Prolog

15 0 0
                                    

Mereka terdiam, duduk bersisian dengan kedua tangan bertaut erat. Semilir angin malam menerbangkan sedikit anak rambut keduanya, kendati demikian mereka tetap setia membiarkan suasana hening mengudara. Dua cup kopi terbengkalai sudah, tenggorok apik di sudut sepasang kaki besar yang dibalut sneakers dekil.

"Kamu mau pulang sekarang, Dhis?"

Yang satu memulai percakapan, mengalihkan pandangan pada satu sosok cantik dan kecil di sampingnya.

"Kamu mau pulang?"

"Aku tanya kamu."

"Kalau kamu mau pulang, kita pulang."

"Adhis!"

"Apa, Ezekiel?"

Si kecil itu, Adhis namanya. Dan cowok yang disebutnya sebagai Ezekiel adalah pacarnya.

Nyaris Lima tahun, keduanya menjalin hubungan sebagai sepasang kekasih.

Dimulai dari kisah cinta remaja yang menggebu-gebu, kemudian berubah menjadi kisah cinta alot yang baik Adhis maupun Ezekiel sendiri bingung bagaimana mengatakannya.

Mereka tetap bersama, saling memberi kabar, mencari tahu apa yang keduanya lakukan sebagai bentuk perhatian. Membantu apabila Ezekiel membutuhkan, dan menemani apabila Adhis merasa kesepian.

Hanya saja, rasanya mulai tak sama.

Berbeda dengan Ezekiel yang cenderung apatis, Adhis peka betul apa penyebabnya.

Ezekiel masih setia menatap lurus kearah mata Adhis tanpa rasa yang berarti, "lagi-lagi kamu begini."

Dibalas Adhis dengan helaan nafas lelah. "Lagi-lagi aku begini, dan kamu masih tetap nggak tahu apa yang harus kamu lakuin, kan?"

"Apa kurangku?"

"Harusnya yang tanya begitu aku." Adhis mendelik, nyaris membentak marah. "Apa kurangku?"
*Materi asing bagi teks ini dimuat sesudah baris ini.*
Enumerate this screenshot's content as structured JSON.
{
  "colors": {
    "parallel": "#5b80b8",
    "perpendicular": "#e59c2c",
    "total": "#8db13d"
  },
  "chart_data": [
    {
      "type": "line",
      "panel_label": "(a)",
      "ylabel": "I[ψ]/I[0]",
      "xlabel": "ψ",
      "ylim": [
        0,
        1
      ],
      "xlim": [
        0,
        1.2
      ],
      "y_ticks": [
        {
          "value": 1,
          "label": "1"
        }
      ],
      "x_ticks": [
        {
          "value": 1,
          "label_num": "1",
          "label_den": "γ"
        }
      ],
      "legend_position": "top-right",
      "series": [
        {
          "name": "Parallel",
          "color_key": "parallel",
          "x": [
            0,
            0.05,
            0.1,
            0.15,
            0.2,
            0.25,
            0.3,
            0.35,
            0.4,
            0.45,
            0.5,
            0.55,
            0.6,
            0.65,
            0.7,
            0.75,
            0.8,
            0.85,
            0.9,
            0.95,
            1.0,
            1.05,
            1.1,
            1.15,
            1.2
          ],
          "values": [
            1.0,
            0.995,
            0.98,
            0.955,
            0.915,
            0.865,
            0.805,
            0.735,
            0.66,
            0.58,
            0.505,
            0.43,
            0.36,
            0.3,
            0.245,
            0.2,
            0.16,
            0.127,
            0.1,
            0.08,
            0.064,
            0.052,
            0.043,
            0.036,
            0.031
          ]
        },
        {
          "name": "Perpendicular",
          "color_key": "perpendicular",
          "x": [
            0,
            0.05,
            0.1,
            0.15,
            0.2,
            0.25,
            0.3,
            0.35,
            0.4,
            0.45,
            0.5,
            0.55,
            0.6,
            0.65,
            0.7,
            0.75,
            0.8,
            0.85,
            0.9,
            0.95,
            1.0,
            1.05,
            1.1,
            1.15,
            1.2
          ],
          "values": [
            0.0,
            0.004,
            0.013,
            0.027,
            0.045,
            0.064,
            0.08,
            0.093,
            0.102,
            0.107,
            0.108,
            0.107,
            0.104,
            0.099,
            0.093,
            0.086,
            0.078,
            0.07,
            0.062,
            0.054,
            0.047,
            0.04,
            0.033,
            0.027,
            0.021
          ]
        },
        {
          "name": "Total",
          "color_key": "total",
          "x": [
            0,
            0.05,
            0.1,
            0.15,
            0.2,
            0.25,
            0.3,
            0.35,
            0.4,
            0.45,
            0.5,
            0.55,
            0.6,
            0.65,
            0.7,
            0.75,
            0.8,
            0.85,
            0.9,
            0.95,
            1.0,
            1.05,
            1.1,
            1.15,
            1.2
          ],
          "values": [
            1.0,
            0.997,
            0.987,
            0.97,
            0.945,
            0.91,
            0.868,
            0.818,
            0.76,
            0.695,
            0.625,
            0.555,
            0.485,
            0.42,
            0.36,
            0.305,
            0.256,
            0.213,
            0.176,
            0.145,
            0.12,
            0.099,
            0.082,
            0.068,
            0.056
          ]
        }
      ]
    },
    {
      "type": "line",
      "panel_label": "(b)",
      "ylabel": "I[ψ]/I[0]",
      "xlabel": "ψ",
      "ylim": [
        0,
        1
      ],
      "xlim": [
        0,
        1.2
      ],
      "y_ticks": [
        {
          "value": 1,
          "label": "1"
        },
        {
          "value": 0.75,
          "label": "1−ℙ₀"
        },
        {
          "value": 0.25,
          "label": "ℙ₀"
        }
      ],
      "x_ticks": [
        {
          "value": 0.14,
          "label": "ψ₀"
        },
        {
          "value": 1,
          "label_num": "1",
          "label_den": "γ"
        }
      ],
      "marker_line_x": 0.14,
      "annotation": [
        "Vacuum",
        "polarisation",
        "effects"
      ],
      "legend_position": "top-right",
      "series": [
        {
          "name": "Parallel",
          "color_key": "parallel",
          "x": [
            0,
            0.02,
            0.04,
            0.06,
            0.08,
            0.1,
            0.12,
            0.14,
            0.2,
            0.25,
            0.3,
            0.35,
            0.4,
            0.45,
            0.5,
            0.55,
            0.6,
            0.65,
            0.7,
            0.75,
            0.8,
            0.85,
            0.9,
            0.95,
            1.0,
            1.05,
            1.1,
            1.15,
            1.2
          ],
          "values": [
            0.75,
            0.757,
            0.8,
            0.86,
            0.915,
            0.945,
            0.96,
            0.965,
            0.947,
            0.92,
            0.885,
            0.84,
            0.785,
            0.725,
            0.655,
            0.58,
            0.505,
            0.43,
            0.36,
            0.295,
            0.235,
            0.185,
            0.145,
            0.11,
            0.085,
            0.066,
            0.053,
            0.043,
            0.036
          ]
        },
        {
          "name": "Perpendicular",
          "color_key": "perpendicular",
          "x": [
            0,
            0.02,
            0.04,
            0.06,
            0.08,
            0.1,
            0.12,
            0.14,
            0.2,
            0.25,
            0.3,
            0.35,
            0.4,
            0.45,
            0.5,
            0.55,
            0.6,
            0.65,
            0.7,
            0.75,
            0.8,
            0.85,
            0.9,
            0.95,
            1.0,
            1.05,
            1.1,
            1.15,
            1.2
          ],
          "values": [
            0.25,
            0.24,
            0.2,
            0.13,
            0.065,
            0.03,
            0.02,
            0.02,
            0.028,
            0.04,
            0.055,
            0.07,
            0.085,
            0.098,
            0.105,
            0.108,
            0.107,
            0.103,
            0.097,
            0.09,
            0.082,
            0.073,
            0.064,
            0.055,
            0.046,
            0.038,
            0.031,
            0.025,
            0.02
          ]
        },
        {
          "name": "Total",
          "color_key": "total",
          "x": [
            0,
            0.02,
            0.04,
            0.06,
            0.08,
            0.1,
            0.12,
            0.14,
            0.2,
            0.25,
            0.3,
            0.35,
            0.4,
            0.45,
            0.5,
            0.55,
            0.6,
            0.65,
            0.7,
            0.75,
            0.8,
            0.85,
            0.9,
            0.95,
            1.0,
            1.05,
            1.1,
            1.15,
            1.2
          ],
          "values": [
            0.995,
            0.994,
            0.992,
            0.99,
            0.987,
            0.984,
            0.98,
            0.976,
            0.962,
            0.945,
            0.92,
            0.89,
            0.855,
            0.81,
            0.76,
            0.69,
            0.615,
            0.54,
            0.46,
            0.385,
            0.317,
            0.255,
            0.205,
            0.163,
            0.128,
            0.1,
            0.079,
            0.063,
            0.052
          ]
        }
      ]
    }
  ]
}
Ezekiel terdiam, tidak tahu harus berkata apa. Dan ternyata, lagi-lagi diamnya cowok itu membuat Adhis kehilangan kesabaran. Rasanya seperti tidak lagi berarti. Apapun yang mereka lakukan, apapun yang mereka bicarakan, tetap saja selalu berakhir dengan pertengkaran. Paling tidak, yang Adhis inginkan—sedikit saja Ezekiel mencoba untuk menaruh perhatian lebih banyak pada hubungan keduanya.

Selalu Adhis, apapun dan kapanpun. Seolah hanya dirinya sendiri yang masih berharap banyak pada hubungan ini.

"You met someone else, don't you?" Final Adhis mengutarakan apa yang selama ini selalu berputar di kepalanya.

Ezekiel sewot, raut marahnya dia tunjukan secara terang-terangan. "Kamu ini kenapa sih?"

"Ada orang lain kan Es? jawab aku!"

"Kamu yang jawab aku!" Ezekiel balas nyaris berteriak, "kamu ini kenapa? Selalu aja nuduh aku ini itu, curiga terus. Lama-lama aku kesel tahu nggak?!"

Cowok itu berdiri spontan, membuat satu cup kopi dari dua yang bersisian itu tumpah kejalanan.

Perhatian Adhis teralihkan, menatap tumpahan kopi itu dengan nanar. Rasanya sangat menyakitkan, dan dadanya benar-benar sesak. Air mata yang sedari tadi dia tahan akhirnya terjatuh, membuat jalur dari ujung pelupuk mata menuju pipi.

"Aku bahkan nggak suka kopi, Es." Kata Adhis pelan, "dan ini sudah ketiga kalinya kamu ngasih aku."

Ezekiel tergugu, otaknya mendadak macet.

Kenapa?

Kenapa dia bisa melupakan hal sederhana yang seharusnya sudah melekat di otaknya. Adhis tidak suka kopi, dan dia sudah memberinya tiga. Bagaimana mungkin?